A coastal current in winter: Autonomous underwater vehicle observations of the coastal current east of Cape Cod

Abstract

Evolution of the coastal current structure on the shallow continental shelf east of Cape Cod was studied using autonomous underwater vehicle (AUV) surveys and moored observations during the winters of 2005 and 2006. A coastally bounded plume of relatively fresh water, characteristic of a coastal current, persisted throughout both winters despite strong mixing. Nondimensional parameter analysis classified the plume as a bottom‐trapped gravity current over a moderately steep slope, placing it in the context of other buoyant coastal currents.
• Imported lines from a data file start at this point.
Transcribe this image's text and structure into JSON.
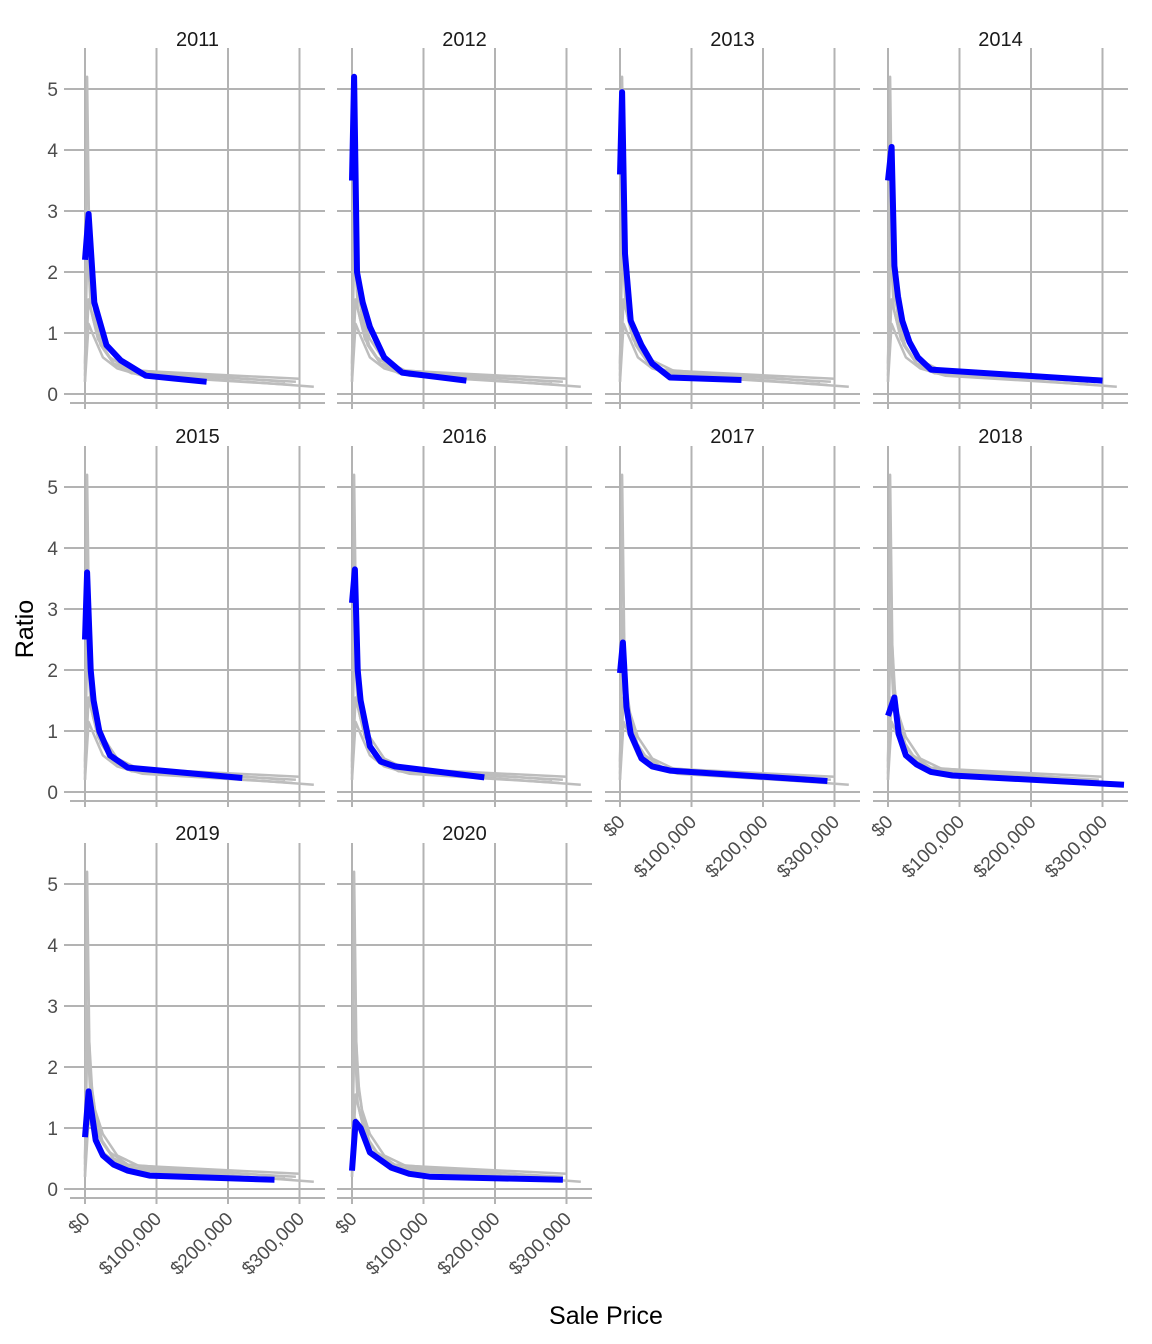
{
  "chart_data": {
    "type": "line",
    "layout": "facet_wrap",
    "xlabel": "Sale Price",
    "ylabel": "Ratio",
    "xlim": [
      0,
      330000
    ],
    "ylim": [
      0,
      5.2
    ],
    "x_ticks": [
      0,
      100000,
      200000,
      300000
    ],
    "x_tick_labels": [
      "$0",
      "$100,000",
      "$200,000",
      "$300,000"
    ],
    "y_ticks": [
      0,
      1,
      2,
      3,
      4,
      5
    ],
    "y_tick_labels": [
      "0",
      "1",
      "2",
      "3",
      "4",
      "5"
    ],
    "grid": true,
    "colors": {
      "highlight": "#0000ff",
      "background_lines": "#bdbdbd",
      "grid": "#b3b3b3"
    },
    "panels": [
      {
        "title": "2011",
        "series": [
          {
            "x": 0,
            "y": 2.2
          },
          {
            "x": 5000,
            "y": 2.95
          },
          {
            "x": 13000,
            "y": 1.5
          },
          {
            "x": 30000,
            "y": 0.8
          },
          {
            "x": 50000,
            "y": 0.55
          },
          {
            "x": 85000,
            "y": 0.3
          },
          {
            "x": 170000,
            "y": 0.2
          }
        ]
      },
      {
        "title": "2012",
        "series": [
          {
            "x": 0,
            "y": 3.5
          },
          {
            "x": 3000,
            "y": 5.2
          },
          {
            "x": 7000,
            "y": 2.0
          },
          {
            "x": 15000,
            "y": 1.5
          },
          {
            "x": 25000,
            "y": 1.1
          },
          {
            "x": 45000,
            "y": 0.6
          },
          {
            "x": 70000,
            "y": 0.35
          },
          {
            "x": 160000,
            "y": 0.22
          }
        ]
      },
      {
        "title": "2013",
        "series": [
          {
            "x": 0,
            "y": 3.6
          },
          {
            "x": 3000,
            "y": 4.95
          },
          {
            "x": 7000,
            "y": 2.3
          },
          {
            "x": 15000,
            "y": 1.2
          },
          {
            "x": 30000,
            "y": 0.8
          },
          {
            "x": 45000,
            "y": 0.5
          },
          {
            "x": 70000,
            "y": 0.27
          },
          {
            "x": 170000,
            "y": 0.23
          }
        ]
      },
      {
        "title": "2014",
        "series": [
          {
            "x": 0,
            "y": 3.5
          },
          {
            "x": 5000,
            "y": 4.05
          },
          {
            "x": 9000,
            "y": 2.1
          },
          {
            "x": 14000,
            "y": 1.6
          },
          {
            "x": 20000,
            "y": 1.2
          },
          {
            "x": 30000,
            "y": 0.85
          },
          {
            "x": 42000,
            "y": 0.6
          },
          {
            "x": 60000,
            "y": 0.4
          },
          {
            "x": 300000,
            "y": 0.22
          }
        ]
      },
      {
        "title": "2015",
        "series": [
          {
            "x": 0,
            "y": 2.5
          },
          {
            "x": 3000,
            "y": 3.6
          },
          {
            "x": 8000,
            "y": 2.0
          },
          {
            "x": 12000,
            "y": 1.5
          },
          {
            "x": 20000,
            "y": 1.0
          },
          {
            "x": 35000,
            "y": 0.6
          },
          {
            "x": 60000,
            "y": 0.4
          },
          {
            "x": 220000,
            "y": 0.23
          }
        ]
      },
      {
        "title": "2016",
        "series": [
          {
            "x": 0,
            "y": 3.1
          },
          {
            "x": 4000,
            "y": 3.65
          },
          {
            "x": 8000,
            "y": 2.0
          },
          {
            "x": 12000,
            "y": 1.5
          },
          {
            "x": 25000,
            "y": 0.75
          },
          {
            "x": 40000,
            "y": 0.5
          },
          {
            "x": 60000,
            "y": 0.42
          },
          {
            "x": 185000,
            "y": 0.24
          }
        ]
      },
      {
        "title": "2017",
        "series": [
          {
            "x": 0,
            "y": 1.95
          },
          {
            "x": 4000,
            "y": 2.45
          },
          {
            "x": 9000,
            "y": 1.4
          },
          {
            "x": 15000,
            "y": 0.95
          },
          {
            "x": 30000,
            "y": 0.55
          },
          {
            "x": 45000,
            "y": 0.42
          },
          {
            "x": 70000,
            "y": 0.35
          },
          {
            "x": 290000,
            "y": 0.18
          }
        ]
      },
      {
        "title": "2018",
        "series": [
          {
            "x": 0,
            "y": 1.25
          },
          {
            "x": 9000,
            "y": 1.55
          },
          {
            "x": 15000,
            "y": 0.95
          },
          {
            "x": 25000,
            "y": 0.6
          },
          {
            "x": 40000,
            "y": 0.45
          },
          {
            "x": 60000,
            "y": 0.33
          },
          {
            "x": 90000,
            "y": 0.27
          },
          {
            "x": 330000,
            "y": 0.12
          }
        ]
      },
      {
        "title": "2019",
        "series": [
          {
            "x": 0,
            "y": 0.85
          },
          {
            "x": 5000,
            "y": 1.6
          },
          {
            "x": 15000,
            "y": 0.8
          },
          {
            "x": 25000,
            "y": 0.55
          },
          {
            "x": 40000,
            "y": 0.4
          },
          {
            "x": 60000,
            "y": 0.3
          },
          {
            "x": 90000,
            "y": 0.22
          },
          {
            "x": 265000,
            "y": 0.15
          }
        ]
      },
      {
        "title": "2020",
        "series": [
          {
            "x": 0,
            "y": 0.3
          },
          {
            "x": 5000,
            "y": 1.1
          },
          {
            "x": 12000,
            "y": 1.0
          },
          {
            "x": 25000,
            "y": 0.6
          },
          {
            "x": 55000,
            "y": 0.35
          },
          {
            "x": 80000,
            "y": 0.25
          },
          {
            "x": 110000,
            "y": 0.2
          },
          {
            "x": 295000,
            "y": 0.15
          }
        ]
      }
    ],
    "background_series": [
      [
        {
          "x": 0,
          "y": 0.2
        },
        {
          "x": 3000,
          "y": 5.2
        },
        {
          "x": 6000,
          "y": 2.4
        },
        {
          "x": 10000,
          "y": 1.6
        },
        {
          "x": 15000,
          "y": 1.2
        },
        {
          "x": 25000,
          "y": 0.75
        },
        {
          "x": 40000,
          "y": 0.5
        },
        {
          "x": 65000,
          "y": 0.34
        },
        {
          "x": 320000,
          "y": 0.12
        }
      ],
      [
        {
          "x": 0,
          "y": 0.3
        },
        {
          "x": 5000,
          "y": 1.55
        },
        {
          "x": 12000,
          "y": 1.2
        },
        {
          "x": 22000,
          "y": 0.8
        },
        {
          "x": 40000,
          "y": 0.5
        },
        {
          "x": 70000,
          "y": 0.35
        },
        {
          "x": 295000,
          "y": 0.2
        }
      ],
      [
        {
          "x": 0,
          "y": 0.2
        },
        {
          "x": 5000,
          "y": 1.15
        },
        {
          "x": 12000,
          "y": 0.95
        },
        {
          "x": 25000,
          "y": 0.6
        },
        {
          "x": 45000,
          "y": 0.42
        },
        {
          "x": 80000,
          "y": 0.3
        },
        {
          "x": 290000,
          "y": 0.15
        }
      ],
      [
        {
          "x": 0,
          "y": 0.5
        },
        {
          "x": 4000,
          "y": 3.0
        },
        {
          "x": 8000,
          "y": 1.8
        },
        {
          "x": 14000,
          "y": 1.3
        },
        {
          "x": 25000,
          "y": 0.9
        },
        {
          "x": 45000,
          "y": 0.55
        },
        {
          "x": 75000,
          "y": 0.38
        },
        {
          "x": 300000,
          "y": 0.25
        }
      ],
      [
        {
          "x": 0,
          "y": 0.4
        },
        {
          "x": 3000,
          "y": 2.6
        },
        {
          "x": 8000,
          "y": 1.4
        },
        {
          "x": 18000,
          "y": 0.9
        },
        {
          "x": 35000,
          "y": 0.6
        },
        {
          "x": 60000,
          "y": 0.4
        },
        {
          "x": 280000,
          "y": 0.2
        }
      ]
    ]
  }
}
The range of water properties within the coastal current, its spatial extent and temporal variability were characterized on the basis of the data from repeat hydrographic sections. Along‐shore freshwater transport was dominated by highly variable barotropic flow driven by local wind and basin‐wide pressure gradients. It eventually contributed substantially to the average southward along‐shore freshwater transport, estimated at 1.1 ± 0.3 × 103 m3 s−1 in February and 1.8 ± 0.4 × 103 m3 s−1 in the first half of March 2006. The contribution of baroclinic buoyancy‐driven freshwater transport was typically an order of magnitude lower during both winters. Despite the relative weakness of the baroclinic freshwater transport, the coastal current potentially had a major impact on water mass modification during the winter. Continual presence of the low‐salinity plume prevented the formation of cold dense water near the coast and its export offshore. The coastal current effectively isolated the inner‐shelf zone, reducing its potential role in ventilation of the intermediate layers of the Wilkinson Basin of the Gulf of Maine.